2.) Google boats feed key information from a web page to google’s central network URL. It includes full text of the page, reference to images and other links,
3.) At the central network the information is indexed. Every word that could be used in a search query is listed along with information referencing websites where the word can be found.
4.) The index is broken in to “shards” and sent to data centers. – Facilities made up of thousands of servers wired together around the world. Because centers may have slightly different versions of the index, depending upon when they received last update. So users in different places may get slightly different result for same search.
When people searches google, they are asking google to find every instance of the term in its index and rank the correspondent pages by its relevance.
1.) The users type a keyword in the search box. Typically it is two or three words. This can make, finding the most relevant results challenging. Also one in 10 queries may be misspelled.
2.) Before processing the keywords, google locate the user’s location using the IP address. It helps google to use the nearest server or data center for processing the keyword.

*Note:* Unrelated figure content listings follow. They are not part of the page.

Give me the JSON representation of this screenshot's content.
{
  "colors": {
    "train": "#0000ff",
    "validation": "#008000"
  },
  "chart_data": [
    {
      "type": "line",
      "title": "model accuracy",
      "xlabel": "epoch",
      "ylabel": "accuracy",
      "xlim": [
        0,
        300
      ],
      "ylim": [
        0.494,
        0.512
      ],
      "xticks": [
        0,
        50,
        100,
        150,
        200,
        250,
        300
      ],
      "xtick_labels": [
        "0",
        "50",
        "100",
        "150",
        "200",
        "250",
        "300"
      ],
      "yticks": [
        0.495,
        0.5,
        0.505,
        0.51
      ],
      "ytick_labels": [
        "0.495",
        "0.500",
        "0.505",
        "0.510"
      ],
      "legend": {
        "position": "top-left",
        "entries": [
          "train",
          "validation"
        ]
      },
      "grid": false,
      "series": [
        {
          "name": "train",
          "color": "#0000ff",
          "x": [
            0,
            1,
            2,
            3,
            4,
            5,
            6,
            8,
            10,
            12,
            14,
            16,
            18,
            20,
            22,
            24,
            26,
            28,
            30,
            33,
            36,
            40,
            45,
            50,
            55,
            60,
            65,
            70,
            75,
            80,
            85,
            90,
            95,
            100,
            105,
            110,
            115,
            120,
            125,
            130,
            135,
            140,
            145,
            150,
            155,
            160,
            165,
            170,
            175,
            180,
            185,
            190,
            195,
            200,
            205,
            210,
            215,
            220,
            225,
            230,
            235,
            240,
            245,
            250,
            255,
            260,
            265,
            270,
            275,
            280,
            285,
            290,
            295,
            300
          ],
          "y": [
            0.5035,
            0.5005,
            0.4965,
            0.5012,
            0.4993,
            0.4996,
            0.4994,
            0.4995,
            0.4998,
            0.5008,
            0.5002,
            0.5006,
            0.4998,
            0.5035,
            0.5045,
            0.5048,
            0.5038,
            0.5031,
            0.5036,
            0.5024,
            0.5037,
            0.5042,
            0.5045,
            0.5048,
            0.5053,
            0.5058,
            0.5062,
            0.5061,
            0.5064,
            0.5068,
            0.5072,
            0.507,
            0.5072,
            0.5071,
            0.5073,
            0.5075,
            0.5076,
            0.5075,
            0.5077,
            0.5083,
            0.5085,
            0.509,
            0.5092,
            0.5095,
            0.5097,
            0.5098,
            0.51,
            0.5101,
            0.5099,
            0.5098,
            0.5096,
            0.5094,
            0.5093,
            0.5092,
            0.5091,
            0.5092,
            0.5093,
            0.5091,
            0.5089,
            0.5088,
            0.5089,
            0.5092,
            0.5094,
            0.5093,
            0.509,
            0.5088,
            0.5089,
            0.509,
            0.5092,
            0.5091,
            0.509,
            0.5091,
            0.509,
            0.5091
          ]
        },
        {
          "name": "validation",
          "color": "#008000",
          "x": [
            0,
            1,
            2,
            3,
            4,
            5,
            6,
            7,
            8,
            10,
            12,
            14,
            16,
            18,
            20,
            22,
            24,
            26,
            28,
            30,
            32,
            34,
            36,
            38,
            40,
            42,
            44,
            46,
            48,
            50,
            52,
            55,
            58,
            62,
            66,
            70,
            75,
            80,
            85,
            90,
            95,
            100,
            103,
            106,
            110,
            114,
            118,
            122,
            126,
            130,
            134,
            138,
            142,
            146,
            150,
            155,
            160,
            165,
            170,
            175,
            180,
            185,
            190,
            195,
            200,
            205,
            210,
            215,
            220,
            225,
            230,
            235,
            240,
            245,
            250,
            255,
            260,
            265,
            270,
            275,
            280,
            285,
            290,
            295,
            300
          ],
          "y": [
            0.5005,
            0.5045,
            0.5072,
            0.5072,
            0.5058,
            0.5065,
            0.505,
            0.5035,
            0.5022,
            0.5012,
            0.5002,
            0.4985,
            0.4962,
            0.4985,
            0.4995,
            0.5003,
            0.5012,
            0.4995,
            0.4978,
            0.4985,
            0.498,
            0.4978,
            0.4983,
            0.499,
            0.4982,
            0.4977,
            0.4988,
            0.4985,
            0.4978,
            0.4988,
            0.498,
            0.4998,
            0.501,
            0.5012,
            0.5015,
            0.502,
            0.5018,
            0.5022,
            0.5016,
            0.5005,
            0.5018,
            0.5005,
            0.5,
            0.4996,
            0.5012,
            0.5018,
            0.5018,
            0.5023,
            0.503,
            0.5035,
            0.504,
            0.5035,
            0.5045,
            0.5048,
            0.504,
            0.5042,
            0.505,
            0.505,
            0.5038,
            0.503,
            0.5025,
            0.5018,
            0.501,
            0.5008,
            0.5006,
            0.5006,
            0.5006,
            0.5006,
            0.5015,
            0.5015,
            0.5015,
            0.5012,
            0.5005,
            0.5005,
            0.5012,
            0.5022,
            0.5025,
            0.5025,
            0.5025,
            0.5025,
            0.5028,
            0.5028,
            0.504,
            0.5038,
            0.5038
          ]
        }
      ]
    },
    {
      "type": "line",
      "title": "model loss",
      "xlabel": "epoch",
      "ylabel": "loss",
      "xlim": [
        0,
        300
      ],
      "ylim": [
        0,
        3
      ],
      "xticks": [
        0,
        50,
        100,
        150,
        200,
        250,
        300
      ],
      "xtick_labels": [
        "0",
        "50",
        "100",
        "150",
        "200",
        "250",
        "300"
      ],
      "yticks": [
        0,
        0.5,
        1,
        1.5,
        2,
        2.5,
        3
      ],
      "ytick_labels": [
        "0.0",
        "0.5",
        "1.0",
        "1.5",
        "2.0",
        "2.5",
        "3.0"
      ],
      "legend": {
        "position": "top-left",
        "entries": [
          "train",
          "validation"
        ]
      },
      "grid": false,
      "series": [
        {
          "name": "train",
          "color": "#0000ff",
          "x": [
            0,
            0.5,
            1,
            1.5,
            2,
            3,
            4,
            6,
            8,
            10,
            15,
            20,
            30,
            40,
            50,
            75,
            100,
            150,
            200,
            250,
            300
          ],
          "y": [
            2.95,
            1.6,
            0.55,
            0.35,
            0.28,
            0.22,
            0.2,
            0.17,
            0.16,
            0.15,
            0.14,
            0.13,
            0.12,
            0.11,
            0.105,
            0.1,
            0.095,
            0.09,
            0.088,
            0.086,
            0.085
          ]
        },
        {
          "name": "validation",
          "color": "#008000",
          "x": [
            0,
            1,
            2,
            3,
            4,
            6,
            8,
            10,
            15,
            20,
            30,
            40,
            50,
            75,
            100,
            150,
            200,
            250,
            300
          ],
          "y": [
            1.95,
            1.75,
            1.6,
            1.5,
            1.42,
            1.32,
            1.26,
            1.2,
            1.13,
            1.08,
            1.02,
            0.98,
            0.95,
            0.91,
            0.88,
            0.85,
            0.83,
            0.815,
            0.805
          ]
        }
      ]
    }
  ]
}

It also helps google to display geographically matching ad words and advertisements.
3.) The query or keywords are sent to central network and redirect to nearest server or data center.
4.) At the data center the search term is run through the index. Matching terms are sent back to the central network. Then to the user with a summery of the web pages called “snippets”.
Google determines which web sites are most relevant to a search term by using its page ranking algorithm or page ranking formula, a formula that weighs more than 200 measurements, such as number of times a keyword or search term appeared on the web page. It also considers the page impressions and the popularity of the site.